The consequence of the tapering and cancelling of these programmes before it is safe to do so will be that people will be forced to place themselves at risk of catching the virus. Doing so in a blanket way, all at once, without taking into account the various sectors of the economy will be utterly disastrous for those sectors most at risk of spreading the virus.

It’s one thing to reopen, say, a drive-through takeaway where the employees can maintain a safe distance from the public. Such a business could reopen fairly early – many of them will be opening today under Phase 1 of the Scottish Government’s lockdown easing process.

A restaurant in the city centre without access to drive through facilities but able to spread out its tables and move out into the newly pedestrianised road and square outside will be able to open a bit later, in Phase 2 of the Scottish plan.

But consider a small, upper-floor cafe. It can’t spread outside. It can’t open a drive through. Maybe its margins are so fine that it really needs to be mostly full, most nights in order to pay its city centre rents and rates so dropping to 20 per cent capacity to maintain physical distancing isn’t going to do more than delay the inevitable. Right now, that restaurant can’t open and won’t open until Phase 3 or Phase 4 of easing.

But the UK’s strategy of winding down the furlough scheme doesn’t care about that. It simply doesn’t care that some sectors of the economy will inherently be unable to open until later stages of easing and some areas within certain sectors will open later than others. The UK Government’s blanket approach will not return us back to normal after a quick V-shaped dip, but will actively kill any business that is both unable to open early and too small to sustain itself without help. Right now, that small, upper floor restaurant’s income is effectively zero and if they are asked to start paying workers again, even in part, I really can’t see how they will remain open.

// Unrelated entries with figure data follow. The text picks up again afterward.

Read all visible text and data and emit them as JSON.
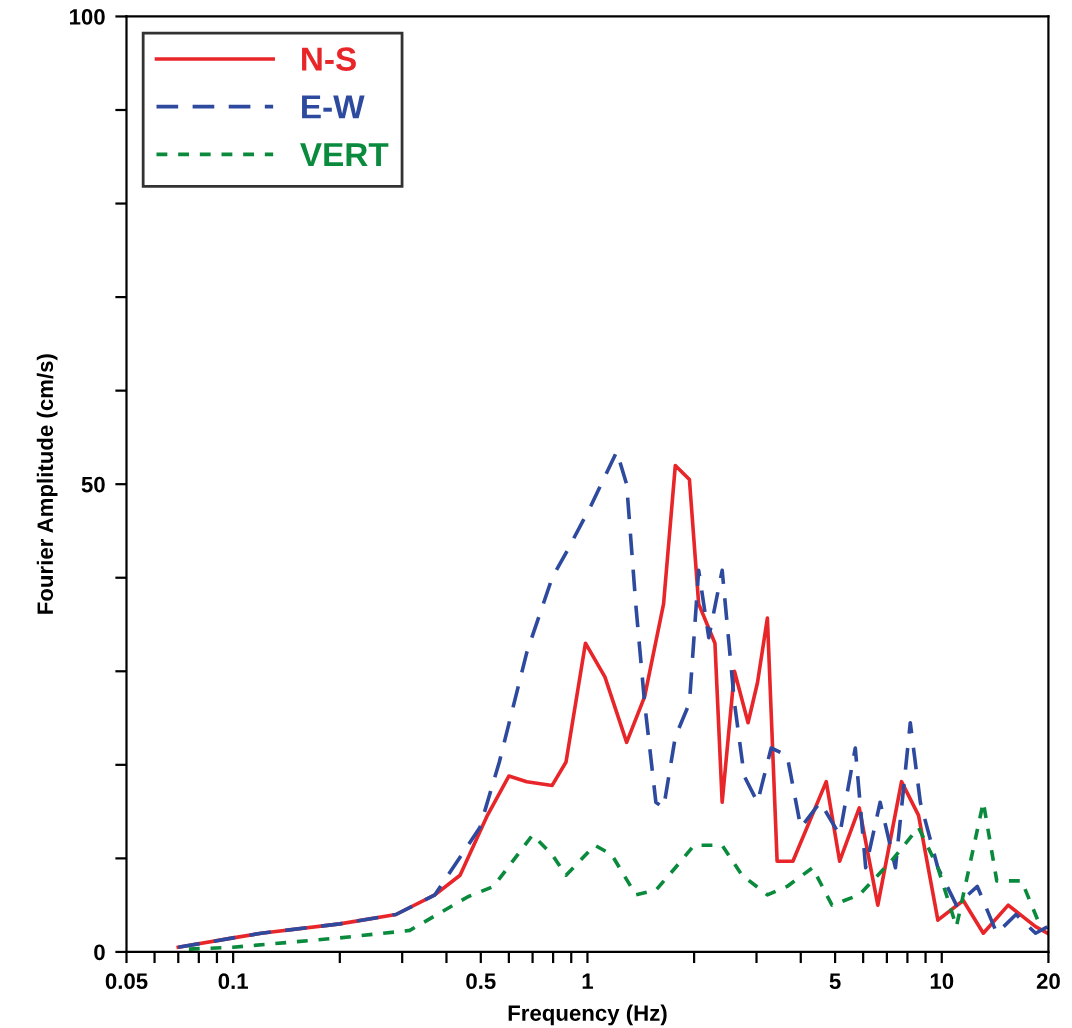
{
  "chart_data": {
    "type": "line",
    "xlabel": "Frequency (Hz)",
    "ylabel": "Fourier Amplitude (cm/s)",
    "log": "x",
    "xlim": [
      0.05,
      20
    ],
    "ylim": [
      0,
      100
    ],
    "xticks": [
      0.05,
      {
        "value": 0.06,
        "label": null
      },
      {
        "value": 0.07,
        "label": null
      },
      {
        "value": 0.08,
        "label": null
      },
      {
        "value": 0.09,
        "label": null
      },
      0.1,
      {
        "value": 0.2,
        "label": null
      },
      {
        "value": 0.3,
        "label": null
      },
      {
        "value": 0.4,
        "label": null
      },
      0.5,
      {
        "value": 0.6,
        "label": null
      },
      {
        "value": 0.7,
        "label": null
      },
      {
        "value": 0.8,
        "label": null
      },
      {
        "value": 0.9,
        "label": null
      },
      1,
      {
        "value": 2,
        "label": null
      },
      {
        "value": 3,
        "label": null
      },
      {
        "value": 4,
        "label": null
      },
      5,
      {
        "value": 6,
        "label": null
      },
      {
        "value": 7,
        "label": null
      },
      {
        "value": 8,
        "label": null
      },
      {
        "value": 9,
        "label": null
      },
      10,
      20
    ],
    "yticks": [
      0,
      {
        "value": 10,
        "label": null
      },
      {
        "value": 20,
        "label": null
      },
      {
        "value": 30,
        "label": null
      },
      {
        "value": 40,
        "label": null
      },
      50,
      {
        "value": 60,
        "label": null
      },
      {
        "value": 70,
        "label": null
      },
      {
        "value": 80,
        "label": null
      },
      {
        "value": 90,
        "label": null
      },
      100
    ],
    "legend": "top left",
    "grid": false,
    "series": [
      {
        "name": "N-S",
        "color": "#e8262a",
        "line_style": "solid",
        "x": [
          0.07,
          0.1,
          0.12,
          0.2,
          0.288,
          0.371,
          0.437,
          0.522,
          0.6,
          0.674,
          0.795,
          0.87,
          0.987,
          1.12,
          1.29,
          1.45,
          1.64,
          1.77,
          1.94,
          2.06,
          2.29,
          2.4,
          2.6,
          2.84,
          3.02,
          3.22,
          3.43,
          3.8,
          4.72,
          5.15,
          5.85,
          6.6,
          7.7,
          8.6,
          9.75,
          11.5,
          13.1,
          15.4,
          18.4,
          19.9
        ],
        "values": [
          0.5,
          1.5,
          2,
          3,
          4,
          6.1,
          8.2,
          14.6,
          18.8,
          18.2,
          17.8,
          20.3,
          33,
          29.4,
          22.4,
          27.3,
          37.2,
          52,
          50.5,
          37.2,
          33,
          16,
          30,
          24.5,
          28.8,
          35.7,
          9.7,
          9.7,
          18.2,
          9.7,
          15.4,
          5,
          18.2,
          14.6,
          3.4,
          5.5,
          2,
          5,
          2.7,
          2
        ]
      },
      {
        "name": "E-W",
        "color": "#2e4a9e",
        "line_style": "dashed",
        "x": [
          0.07,
          0.1,
          0.12,
          0.2,
          0.288,
          0.371,
          0.497,
          0.564,
          0.674,
          0.795,
          0.88,
          1.026,
          1.21,
          1.29,
          1.37,
          1.45,
          1.56,
          1.64,
          1.77,
          1.94,
          2.06,
          2.2,
          2.4,
          2.6,
          2.77,
          3.02,
          3.3,
          3.66,
          4.0,
          4.54,
          5.15,
          5.7,
          6.1,
          6.7,
          7.4,
          8.15,
          8.7,
          9.75,
          11,
          12.6,
          14.3,
          16.2,
          18.4,
          19.9
        ],
        "values": [
          0.5,
          1.5,
          2,
          3,
          4,
          6.1,
          13.3,
          20.3,
          32,
          40,
          43,
          47.8,
          53.5,
          50,
          37,
          26.6,
          16,
          15.4,
          23,
          26.6,
          40.8,
          33.6,
          40.8,
          26.6,
          18.8,
          16,
          21.8,
          21,
          13.3,
          16,
          12.5,
          21.8,
          9,
          16,
          9,
          24.5,
          16,
          9,
          5,
          7,
          2,
          4,
          2,
          2.7
        ]
      },
      {
        "name": "VERT",
        "color": "#0a8a3c",
        "line_style": "dotted",
        "x": [
          0.075,
          0.1,
          0.2,
          0.315,
          0.46,
          0.543,
          0.7,
          0.795,
          0.87,
          1.05,
          1.17,
          1.37,
          1.56,
          1.77,
          2.0,
          2.4,
          2.73,
          3.22,
          3.66,
          4.32,
          4.9,
          5.85,
          7.2,
          8.6,
          9.75,
          11,
          13.1,
          14.3,
          16.8,
          19
        ],
        "values": [
          0.3,
          0.5,
          1.5,
          2.3,
          5.9,
          7,
          12.5,
          10.4,
          8.2,
          11.4,
          10.4,
          6.1,
          6.6,
          9,
          11.4,
          11.4,
          8.2,
          6.1,
          7,
          9,
          5,
          6.1,
          9.7,
          13.3,
          9,
          2.7,
          16,
          7.6,
          7.6,
          2.7
        ]
      }
    ]
  }
}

And so what will remain after that cull? Multi-nationals already sitting on dragon-hordes of cash or “offshored, tax efficient management portfolios” if you prefer. They will gather together a monopoly on what is left of the economy and swarms of vulture capitalists will descend to pick the bones of anything that is left; this process has already begun. Worse, it will probably be cheered on by the same folk who for years have extolled the virtues of “inward direct investment”.

What would it look like if we decided that our economy was no longer to be rigged in favour of folk who have benefited from its collapse?

In many ways, this has been the central question to my series here for the past several weeks. I’ve tried not just to look at the impact on various sectors but to offer a vision of those sectors if only we could “build back better”. Instead of commuting through traffic jams, I want an efficient public transport network. Instead of financialised package holidays destroying the environment, perhaps we could get to know our own country better. Instead of shipping boxes of useless widgets around the globe, maybe we can make better things here, buy less and share more. And instead of companies mass-building crap houses for large profits, maybe we can build homes that we actually want to live in.

Next week, Common Weal is going to launch our next major campaign to rebuild Scotland’s society and economy on stronger foundations. To be much more resilient, more flexible, more local and built for us and for the environment. It will marry much of what Common Weal has produced over the past six years such as our work on investment-led economics, our blueprint for a Green New Deal and our work on Scottish independence into a single post-covid reconstruction plan. We’re doing this because we recognise that the solutions that we’ve been advocating for to solve many of the crises that we’re facing are, in fact, the solutions to this one too.

These aren’t big asks, really. They’re only ‘radical’ in the sense that the people with the most to lose from these changes are the people who made us miserable in the old, pre-pandemic economy. These are the same people who want us to go back to that economy – even if we end up getting sick again because of it. It’s time to Build Back Better. We cannot continue to serve our lives under the people who, for this beautiful moment in time, would again serve us to their shareholders.